By George Bremer
The Herald Bulletin
---- — ANDERSON — Even Vontae Davis seemed a bit unsure how he came down with his first-quarter interception.
The play seemed to happen in an instant. Jacksonville quarterback Blaine Gabbert underthrew wide receiver Cecil Shorts III, and Davis got his hands up to tip the football. As it bounced above both players' heads, Davis created the slightest separation between himself and Shorts. Then he began to pull the ball in.
But he also had to make certain both feet were inbounds. Somehow, in the span of two-and-a-half steps, Davis managed to secure the ball and tap his feet inside the sideline.
"It happened so fast, and when I came down with it I was surprised I caught it," the cornerback later told the Indianapolis Colts website. "It was a tough pick because I seen it at the last minute. But I came down with it."
The play was the first of three interceptions against Gabbert on Sunday, and it was the first shot fired on a day when the Indianapolis defense often made the Jaguars offense appear helpless. Jacksonville's only points in a 37-3 loss came after an Andrew Luck interception gave it a short field, and the Colts' defense outscored the Jaguars when Darius Butler ran interception back for a 41-yard touchdown.
That return gave Indianapolis its first lead at 10-3, and it was Butler's third touchdown since joining the Colts early last season. He had two interceptions — returning one for a score — and a fumble recovery in a 27-10 win at Jacksonville last year.
He said EverBank field is a special place to him.
"It's like a home game for me," Butler said. "I'm only from about five-and-a-half hours away in Fort Lauderdale. A lot of family always comes out. That's how things work some times."
Things have worked out quite well for the Indianapolis defense the past two weeks. They allowed just seven points a week ago in San Francisco and held Jacksonville to just 40 rushing yards on Sunday.
Maurice Jones-Drew has spent the majority of his career making Colts defenders look silly, but he managed just 23 yards on 13 carries against an improved defensive front this time around.

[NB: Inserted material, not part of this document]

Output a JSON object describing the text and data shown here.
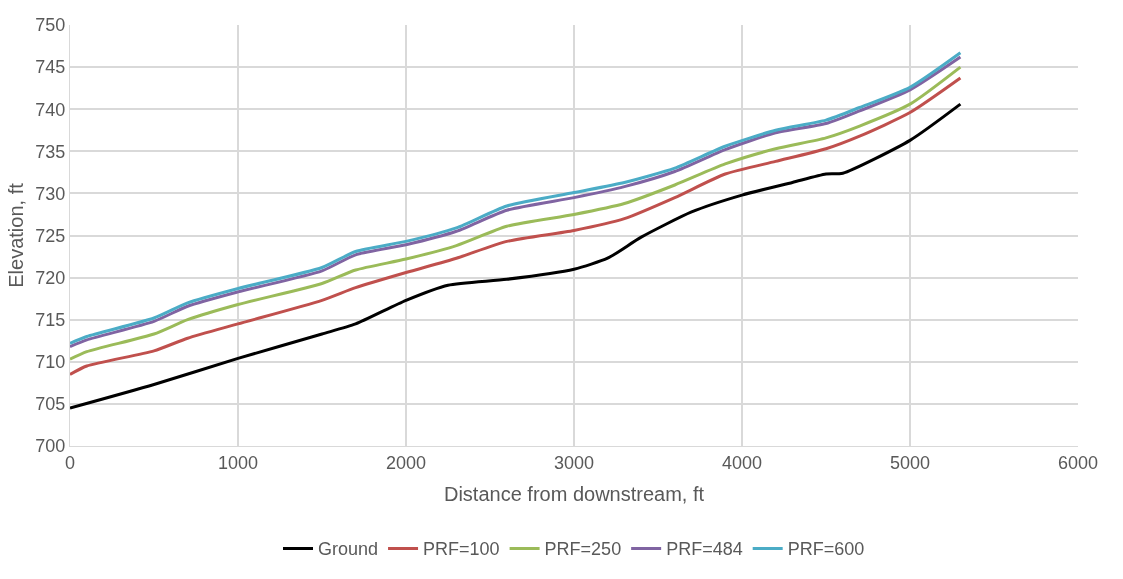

"To hold MJD to 1.8 yards per carry, phenomenal," Indianapolis head coach Chuck Pagano said. "Phenomenal job by that defense."

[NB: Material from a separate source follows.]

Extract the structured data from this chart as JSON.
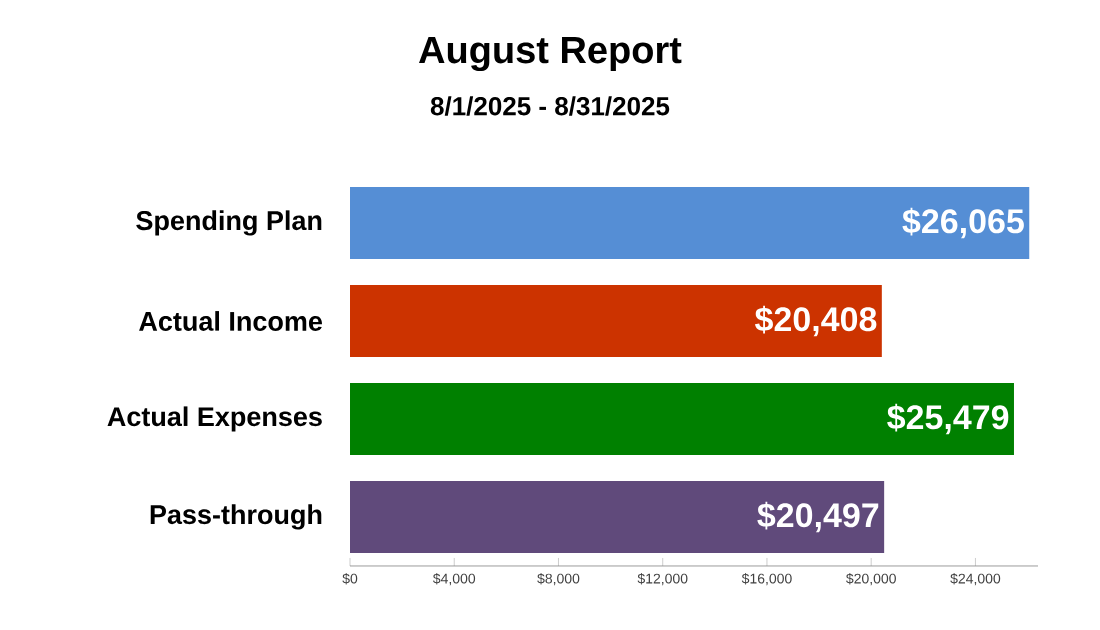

The defense needed to be that good with the offense struggling early.
The Colts were scoreless in the first quarter and really didn't seem to get on track until reserve running back Donald Brown broke off a 50-yard run midway through the second quarter.
By then, Butler already had given Indianapolis the lead.

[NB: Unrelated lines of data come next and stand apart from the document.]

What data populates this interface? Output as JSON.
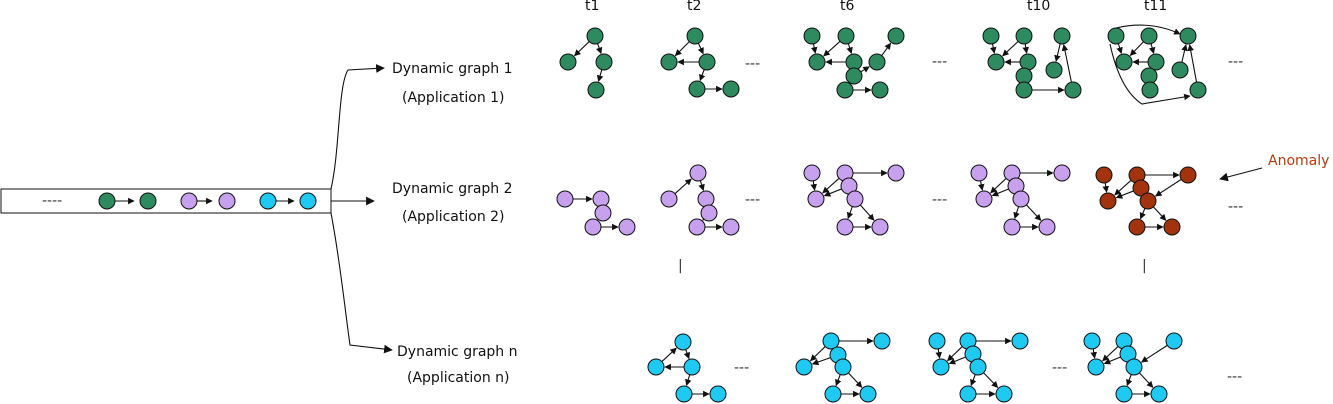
{
  "colors": {
    "green": "#2e8b5f",
    "purple": "#c7a0ee",
    "cyan": "#1ec9f2",
    "anomaly": "#a3330d",
    "anomaly_text": "#b23c12"
  },
  "stream": {
    "ellipsis": "----"
  },
  "time_labels": [
    "t1",
    "t2",
    "t6",
    "t10",
    "t11"
  ],
  "rows": [
    {
      "title": "Dynamic graph 1",
      "subtitle": "(Application 1)"
    },
    {
      "title": "Dynamic graph 2",
      "subtitle": "(Application 2)"
    },
    {
      "title": "Dynamic graph n",
      "subtitle": "(Application n)"
    }
  ],
  "ellipsis_h": "---",
  "ellipsis_v": "|",
  "anomaly_label": "Anomaly"
}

"We needed a spark," Pagano said. "We got off to a little bit of a slow start offensively, and the defense was out there bailing us out and making plays. That play that Darius made, the pick-6, definitely got us some momentum and was a huge play. D-Buts does that all the time. He's kinda Johnny on the spot, if you will."
Davis said the defensive backs' big plays couldn't come without help from the defensive line up front. The Colts sacked Gabbert four times — led by three from outside linebacker Robert Mathis — and never allowed the quarterback to get comfortable in the pocket.
"We're just playing together as a unit," Davis said. "It starts in practice, and we try to stick together no matter what happens. We know the (opposing) offense is gonna make their plays, but we stick together and we know we've got 60 minutes. So we just play hard for 60 minutes."